Par contre ont échappé à l'incendie le Vaumicel, Saint-Sever (les propriétaires de ces 2 grandes demeures étaient peut-être présents pour éviter le pire), et le château de Vierville (il devait déjà être occupé par des Américains depuis la veille, mais des combats meurtriers ont eu lieu dans son bois). Bien d''autres maisons ont échappé aussi, préservées tant bien que mal par l'intervention deceux qui y vivaient.


(détails)
Le manoir de Than
, côté Ouest. C'était la Kommandantur de Vierville et le PC de la 11ème Cie de grenadiers Allemands qui défendait la côte à Vierville. Le manoir a été incendié le 7 juin 1944


Ce qui restait du manoir en septembre 1944. En l'absence des propriétaires (à Paris), les Américains ont rasé rapidement le manoir pour en tirer des matériaux pour leurs chaussées.

Le manoir n'a pas été reconstruit, les dommages de guerre ayant été délocalisés. Plus tard, les communs du domaine ont été aménagés pour y recréer une résidence.

Ci -contre, le château des Isles avant la guerre.
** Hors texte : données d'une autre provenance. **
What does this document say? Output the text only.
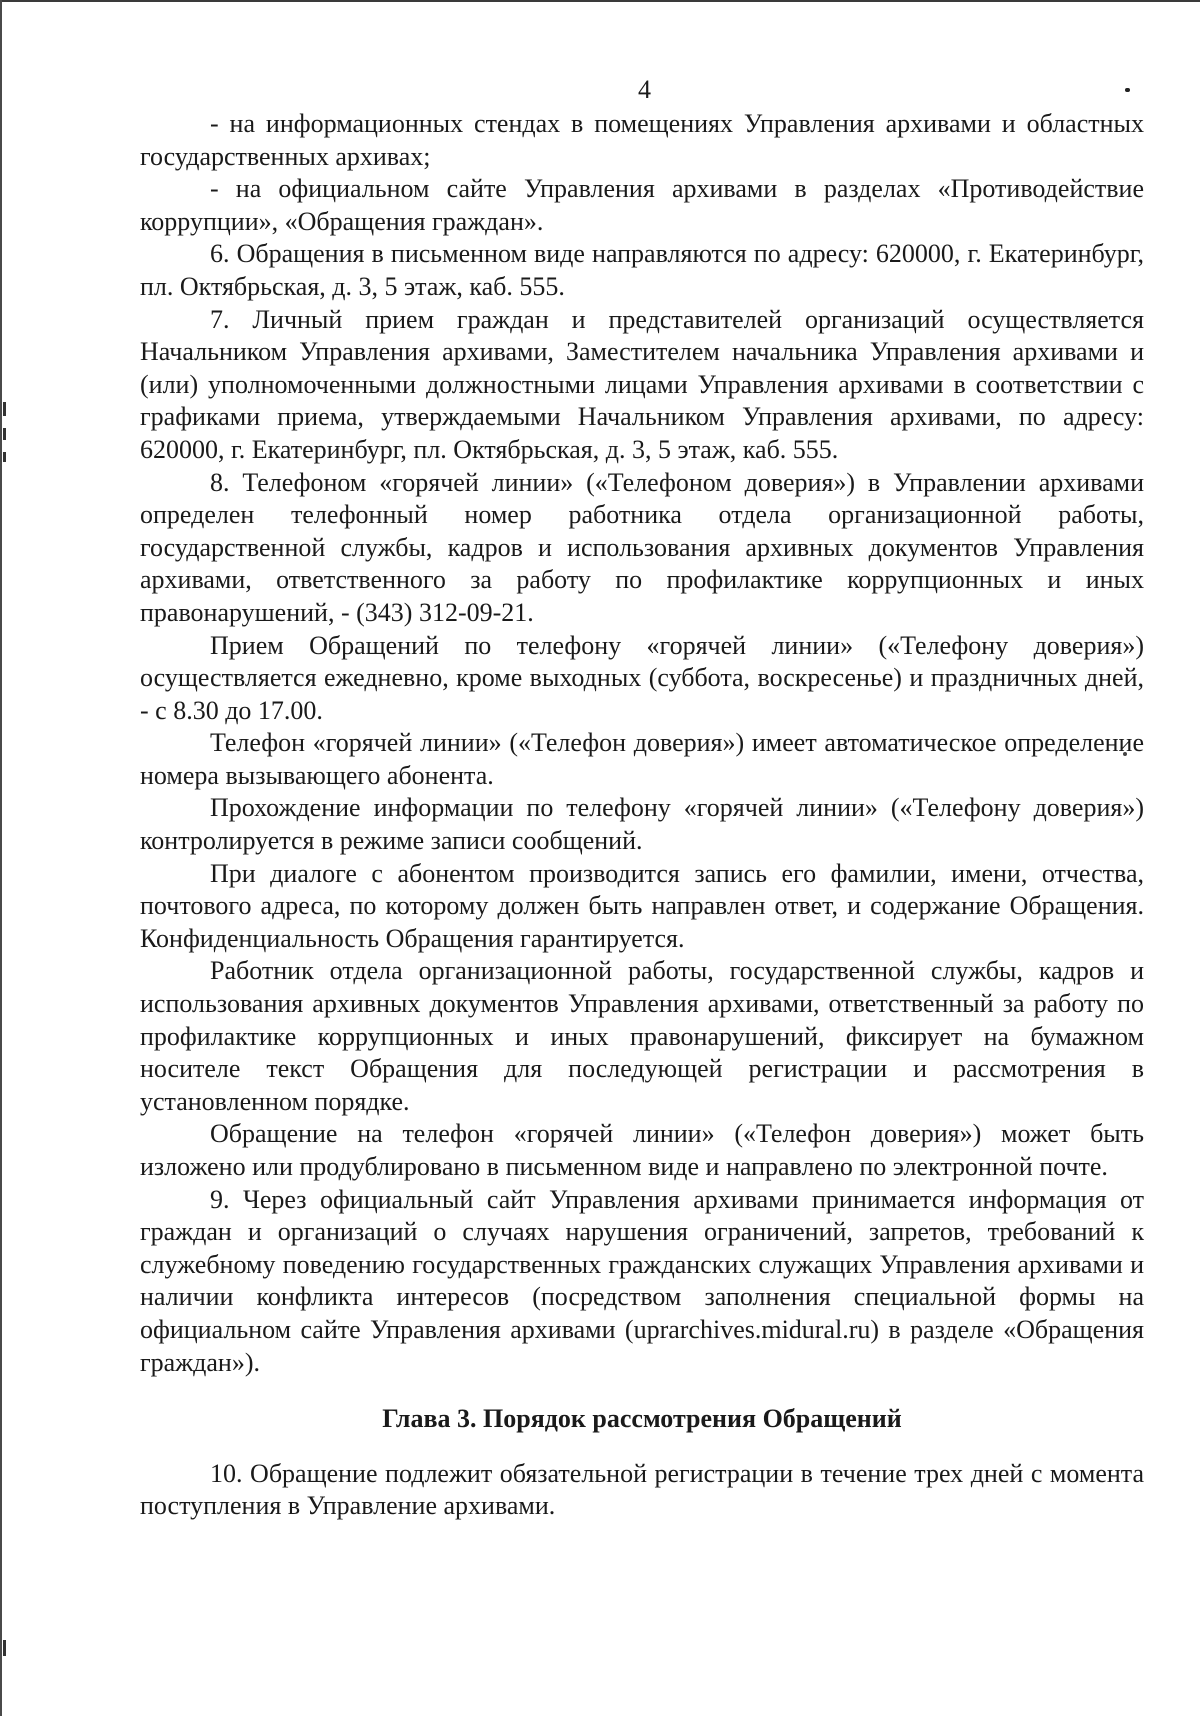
4

- на информационных стендах в помещениях Управления архивами и областных государственных архивах;

- на официальном сайте Управления архивами в разделах «Противодействие коррупции», «Обращения граждан».

6. Обращения в письменном виде направляются по адресу: 620000, г. Екатеринбург, пл. Октябрьская, д. 3, 5 этаж, каб. 555.

7. Личный прием граждан и представителей организаций осуществляется Начальником Управления архивами, Заместителем начальника Управления архивами и (или) уполномоченными должностными лицами Управления архивами в соответствии с графиками приема, утверждаемыми Начальником Управления архивами, по адресу: 620000, г. Екатеринбург, пл. Октябрьская, д. 3, 5 этаж, каб. 555.

8. Телефоном «горячей линии» («Телефоном доверия») в Управлении архивами определен телефонный номер работника отдела организационной работы, государственной службы, кадров и использования архивных документов Управления архивами, ответственного за работу по профилактике коррупционных и иных правонарушений, - (343) 312-09-21.

Прием Обращений по телефону «горячей линии» («Телефону доверия») осуществляется ежедневно, кроме выходных (суббота, воскресенье) и праздничных дней, - с 8.30 до 17.00.

Телефон «горячей линии» («Телефон доверия») имеет автоматическое определение номера вызывающего абонента.

Прохождение информации по телефону «горячей линии» («Телефону доверия») контролируется в режиме записи сообщений.

При диалоге с абонентом производится запись его фамилии, имени, отчества, почтового адреса, по которому должен быть направлен ответ, и содержание Обращения. Конфиденциальность Обращения гарантируется.

Работник отдела организационной работы, государственной службы, кадров и использования архивных документов Управления архивами, ответственный за работу по профилактике коррупционных и иных правонарушений, фиксирует на бумажном носителе текст Обращения для последующей регистрации и рассмотрения в установленном порядке.

Обращение на телефон «горячей линии» («Телефон доверия») может быть изложено или продублировано в письменном виде и направлено по электронной почте.

9. Через официальный сайт Управления архивами принимается информация от граждан и организаций о случаях нарушения ограничений, запретов, требований к служебному поведению государственных гражданских служащих Управления архивами и наличии конфликта интересов (посредством заполнения специальной формы на официальном сайте Управления архивами (uprarchives.midural.ru) в разделе «Обращения граждан»).

Глава 3. Порядок рассмотрения Обращений

10. Обращение подлежит обязательной регистрации в течение трех дней с момента поступления в Управление архивами.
Il semble que ce château incendié ait été lui aussi rasé par les Engineers pour en tirer des agrégats routiers.

A sa place une belle maison moderne de style basque l'a remplacé.

L'Ormel a pu être reconstruit à l'identique, peut-être parce que les murs ont échappé à la destruction après l'incendie


(détails) L'Ormel reconstruit autour de ses murs (1994), l'ensemble de la ferme ancienne s'est transformé en deux belles résidences secondaires


(détails) La ferme de l'Ormel, au temps des Leterrier, (Fernand puis Louis), avec les nombreux chevaux de labours, avant la guerre il n'y avait aucun tracteur dans les exploitations agricoles.


En septembre 1944, après l'incendie

En bas et à gauche, la maison de Léopold Le Large, en mai 1944, avant les combats.

On remarque également, la ferme d'Auguste Blin, qui était forgeron en 1944 (son atelier était rue Pavée dans le bourg).

En haut à gauche, la ferme Laronche de 1944, aujourd'hui transformée en plusieurs appartements de location ou gîtes


Photo du 24 mai 1944, avant les combats

En bas et à droite, la maison de Léopold Le Large n'a plus de toit, après son incendie le 7 juin 1944. Elle a été remplacée depuis par une maison confortable moderne


photo du 10 août 1944


La ferme de Vacqueville, ci-dessus le 24 mai 1944


La même ferme en août 1947, elle a été incendiée, mais la photo est trop petite pour distinguer exactement son état 3 ans après la guerre. Elle n'était pas reconstruite, mais la toiture avait pu être réparée pour sauvegarder les murs.


La partie Nord de la ferme de Vacqueville reconstruite aujourd'hui.